Building a Multi-Tenant Observability Platform with SigNoz + OneUptime

Published: (January 15, 2026 at 01:35 PM EST)
4 min read
Source: Dev.to

Source: Dev.to

Architecture Overview

Modern SaaS teams need deep observability without sacrificing tenant isolation or compliance. This post explains how we built a multi‑tenant monitoring platform that routes logs, metrics, and traces to isolated SigNoz and OneUptime stacks, enforces strong security controls, and aligns with SOC 2 and ISO 27001 practices. The result: each customer gets a dedicated monitoring experience while we keep the operational footprint lean and repeatable.
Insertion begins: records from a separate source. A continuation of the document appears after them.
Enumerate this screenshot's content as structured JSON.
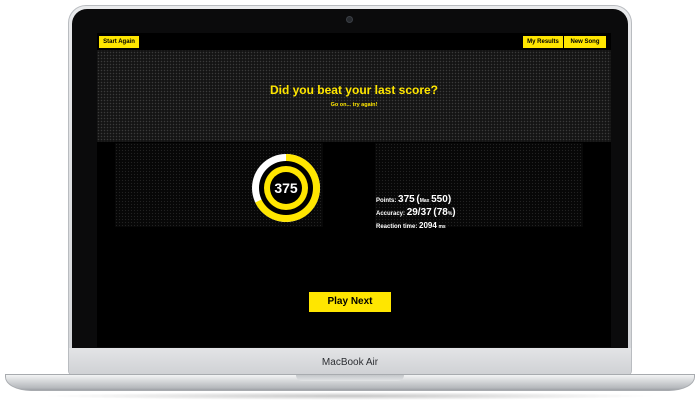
{
  "device": {
    "brand_label": "MacBook Air"
  },
  "header": {
    "start_again": "Start Again",
    "my_results": "My Results",
    "new_song": "New Song"
  },
  "main": {
    "title": "Did you beat your last score?",
    "subtitle": "Go on... try again!"
  },
  "score": {
    "value": "375",
    "ring_fill_fraction": 0.68
  },
  "stats": {
    "points_label": "Points:",
    "points_value": "375",
    "max_open": "(",
    "max_label": "Max",
    "max_value": "550",
    "max_close": ")",
    "accuracy_label": "Accuracy:",
    "accuracy_value": "29/37",
    "accuracy_pct_open": "(78",
    "accuracy_pct_unit": "%",
    "accuracy_pct_close": ")",
    "reaction_label": "Reaction time:",
    "reaction_value": "2094",
    "reaction_unit": "ms"
  },
  "actions": {
    "play_next": "Play Next"
  },
  "colors": {
    "accent": "#ffe600",
    "background": "#000000",
    "text": "#ffffff"
  }
}
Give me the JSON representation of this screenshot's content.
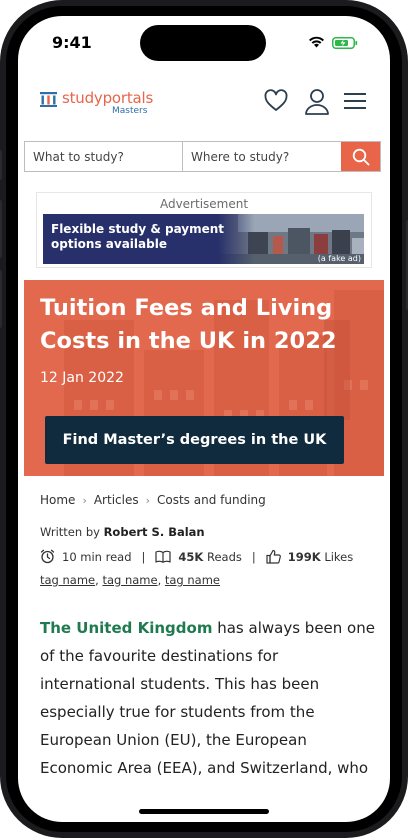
{
  "status_bar": {
    "time": "9:41"
  },
  "header": {
    "logo_text": "studyportals",
    "logo_sub": "Masters"
  },
  "search": {
    "what_placeholder": "What to study?",
    "where_placeholder": "Where to study?"
  },
  "ad": {
    "label": "Advertisement",
    "headline": "Flexible study & payment options available",
    "tag": "(a fake ad)",
    "banner_color": "#27306a"
  },
  "hero": {
    "title": "Tuition Fees and Living Costs in the UK in 2022",
    "date": "12 Jan 2022",
    "cta": "Find Master’s degrees in the UK",
    "color": "#e2694d"
  },
  "breadcrumb": [
    "Home",
    "Articles",
    "Costs and funding"
  ],
  "article": {
    "written_by": "Written by",
    "author": "Robert S. Balan",
    "read_time": "10 min read",
    "reads_count": "45K",
    "reads_label": "Reads",
    "likes_count": "199K",
    "likes_label": "Likes",
    "tags": [
      "tag name",
      "tag name",
      "tag name"
    ],
    "highlight": "The United Kingdom",
    "body": " has always been one of the favourite destinations for international students. This has been especially true for students from the European Union (EU), the European Economic Area (EEA), and Switzerland, who"
  },
  "colors": {
    "accent": "#e8654a",
    "link_green": "#1f7a4f",
    "navy": "#0f2b3d"
  }
}
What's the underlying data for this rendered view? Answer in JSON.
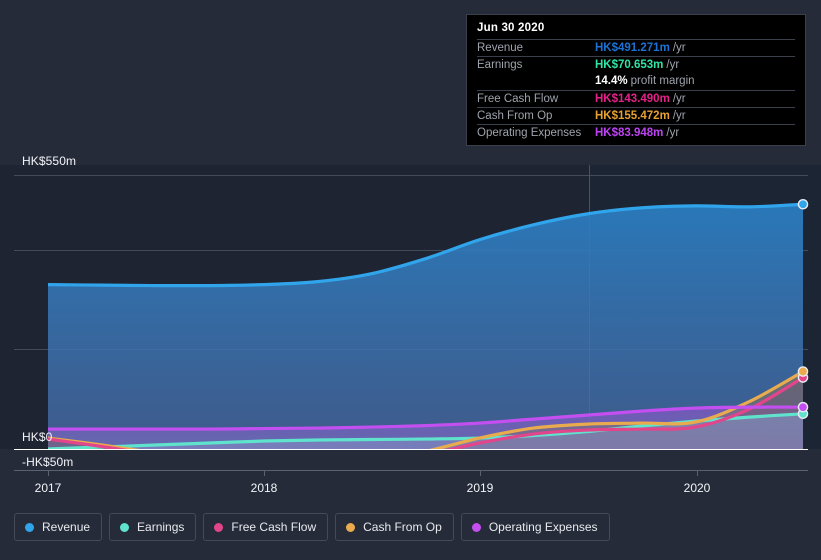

We designed a hub‑and‑spoke model:

  • Central monitoring VM hosts the observability stack.
  • Each tenant has either:
    • a fully isolated SigNoz stack (frontend, query, collector, ClickHouse), or
    • a shared stack with strict routing based on a tenant identifier (for lightweight tenants).
  • Each application VM runs an OpenTelemetry (OTEL) Collector that:
    • tails PM2 logs,
    • receives OTLP traces/metrics,
    • forwards everything to the monitoring VM.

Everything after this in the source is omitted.